Notizia di cronaca
Lunedi 29 novembre 2010 Mario Monicelli, 95 anni, si è suicidato lasciandosi cadere dal quinto piano di un ospedale di Roma; è stato scritto che era malato di tumore, che ormai era quasi cieco, non più bastevole a se stesso; è stato uno scatto estremo di volontà ha detto Napolitano, recatosi a rendere omaggio alla salma del regista.
E’ stato, però, anche detto, dalla parlamentare Binetti: finiamola con questo avvalorare gesti che indicano piuttosto la disperazione e la solitudine di quanti scelgono di porre fine alla propria vita anzichè viverla fino in fondo.
Nelle talora inevitabili difficoltà che essa presenta non si dovrebbe prendere a pretesto la morte, così brutale, del regista per sostenere, come orienta il prof. Veronesi ,la bontà dell’eutanasia o quanto meno del testamento biologico: vale a dire, sarebbe stato meglio, più civile, che Monicelli avesse potuto chiedere aiuto ad un medico per cessare di vivere, piuttosto che doversi buttare nel vuoto.
Riflessioni
Che dire? Di fronte alla scelta, messa in atto da Monicelli di porre fine alla propria esistenza la compassione e il silenzio sembrerebbero d’obbligo; tuttavia alcune riflessioni s’impongono.
Noi troviamo consolazione, significato e arricchimento nel relazionarci con il mondo esterno; affrontiamo meglio le situazioni difficili condividendo gli sforzi e gli obiettivi; sappiamo che il nostro vivere è precario, ma nella comunanza della sperimentata precarietà possiamo trovare una maggiore inaspettata forza e accettare un comune destino.
Nessuno desidera di star male e l’altrui empatia e compassione dà significanza al tempo dell’esistenza, anche quando si sta male.
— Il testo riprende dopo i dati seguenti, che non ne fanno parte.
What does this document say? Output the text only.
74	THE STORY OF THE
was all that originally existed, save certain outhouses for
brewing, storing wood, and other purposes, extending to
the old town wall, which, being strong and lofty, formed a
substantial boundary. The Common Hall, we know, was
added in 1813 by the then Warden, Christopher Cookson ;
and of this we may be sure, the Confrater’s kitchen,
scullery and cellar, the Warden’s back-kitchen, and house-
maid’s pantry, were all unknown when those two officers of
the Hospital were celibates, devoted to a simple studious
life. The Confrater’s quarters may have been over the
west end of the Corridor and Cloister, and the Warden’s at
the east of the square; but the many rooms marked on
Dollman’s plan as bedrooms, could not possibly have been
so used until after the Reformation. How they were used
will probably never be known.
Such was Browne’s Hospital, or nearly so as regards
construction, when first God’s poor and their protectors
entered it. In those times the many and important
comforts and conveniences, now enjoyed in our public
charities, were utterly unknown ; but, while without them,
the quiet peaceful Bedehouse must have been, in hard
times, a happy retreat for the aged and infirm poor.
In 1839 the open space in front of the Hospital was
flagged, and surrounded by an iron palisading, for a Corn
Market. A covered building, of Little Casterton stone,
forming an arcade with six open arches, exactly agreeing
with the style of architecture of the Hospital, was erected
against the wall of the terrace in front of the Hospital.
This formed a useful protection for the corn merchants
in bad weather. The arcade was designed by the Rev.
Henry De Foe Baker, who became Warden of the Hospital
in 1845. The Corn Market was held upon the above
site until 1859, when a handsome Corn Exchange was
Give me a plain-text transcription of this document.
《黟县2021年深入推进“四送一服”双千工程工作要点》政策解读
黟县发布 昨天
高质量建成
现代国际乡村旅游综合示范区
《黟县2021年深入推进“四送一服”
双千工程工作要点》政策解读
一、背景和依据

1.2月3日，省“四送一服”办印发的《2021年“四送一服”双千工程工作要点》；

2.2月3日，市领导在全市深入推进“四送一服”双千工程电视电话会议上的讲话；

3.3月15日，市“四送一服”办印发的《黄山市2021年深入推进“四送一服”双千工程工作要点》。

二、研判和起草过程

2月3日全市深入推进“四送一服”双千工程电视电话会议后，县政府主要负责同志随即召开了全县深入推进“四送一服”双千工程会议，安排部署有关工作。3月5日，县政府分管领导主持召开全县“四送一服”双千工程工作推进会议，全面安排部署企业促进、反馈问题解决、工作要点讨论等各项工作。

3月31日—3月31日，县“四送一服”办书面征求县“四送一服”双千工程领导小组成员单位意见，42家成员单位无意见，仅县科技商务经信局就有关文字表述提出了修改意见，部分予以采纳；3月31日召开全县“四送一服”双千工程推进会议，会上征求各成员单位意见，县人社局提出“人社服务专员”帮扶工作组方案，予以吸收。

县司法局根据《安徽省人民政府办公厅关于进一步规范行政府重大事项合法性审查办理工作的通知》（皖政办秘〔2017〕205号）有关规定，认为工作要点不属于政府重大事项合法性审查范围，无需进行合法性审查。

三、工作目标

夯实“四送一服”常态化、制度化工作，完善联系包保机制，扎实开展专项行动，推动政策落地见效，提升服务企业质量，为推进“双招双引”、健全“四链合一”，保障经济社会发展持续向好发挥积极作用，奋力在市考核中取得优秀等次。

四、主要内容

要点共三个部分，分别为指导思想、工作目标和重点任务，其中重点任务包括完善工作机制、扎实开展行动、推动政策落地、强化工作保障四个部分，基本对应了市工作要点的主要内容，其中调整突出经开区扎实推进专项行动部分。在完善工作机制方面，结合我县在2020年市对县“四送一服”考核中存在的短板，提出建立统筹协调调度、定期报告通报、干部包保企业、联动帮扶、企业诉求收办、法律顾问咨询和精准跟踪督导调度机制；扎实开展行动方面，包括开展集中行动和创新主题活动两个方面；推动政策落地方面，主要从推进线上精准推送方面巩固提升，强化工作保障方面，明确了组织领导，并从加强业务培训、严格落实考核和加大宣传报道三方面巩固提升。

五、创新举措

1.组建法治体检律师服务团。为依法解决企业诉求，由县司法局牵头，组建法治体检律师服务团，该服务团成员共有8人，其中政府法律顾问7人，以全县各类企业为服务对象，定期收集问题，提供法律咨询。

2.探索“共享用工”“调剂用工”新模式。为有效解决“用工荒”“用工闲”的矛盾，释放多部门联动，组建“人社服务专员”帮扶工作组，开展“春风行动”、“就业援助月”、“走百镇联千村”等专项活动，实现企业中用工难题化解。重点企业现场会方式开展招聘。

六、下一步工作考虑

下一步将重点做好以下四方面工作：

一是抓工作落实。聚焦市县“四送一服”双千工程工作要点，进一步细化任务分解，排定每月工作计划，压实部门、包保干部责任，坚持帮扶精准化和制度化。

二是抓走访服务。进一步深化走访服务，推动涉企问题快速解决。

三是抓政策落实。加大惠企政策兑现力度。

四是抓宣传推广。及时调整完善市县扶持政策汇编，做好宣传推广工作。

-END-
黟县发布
Purchè lo star male non sia talmente lungo, esacerbato ed escludente le relazioni da far prevalere, talora, all’istinto di vita la scelta di porvi fine.
In tale situazione la scelta diventa intima e non surrogabile per iniziativa di altri, sia pure legati da vincoli di affetto, amicizia o parentela; su tale riflessione si fonda la linea di pensiero che propone il testamento biologico, collocandolo fra le libertà dell’uomo più personali e, conseguentemente, fra i diritti fondamentali.
L’estremo diritto
Anteporre ideologie o fedi religiose per negare questa sorta di estremo diritto dell’uomo, ci riporta indietro di secoli, al principio di autorità, in forza del quale ancora oggi si pretenderebbe di giudicare ciò che è buono e ciò che è male nelle scelte che si indirizzano al proprio essere, senza implicazione , limitazione o prevaricazione dell’altrui esistenza.
Il giudizio ex ante per negare la legittimità di manifestare ultime volontà sul percorso ultimo quando la vita giunge al termine può spingere alla solitudine e a gesti disperati , pur tuttavia tanto umanamente comprensibile.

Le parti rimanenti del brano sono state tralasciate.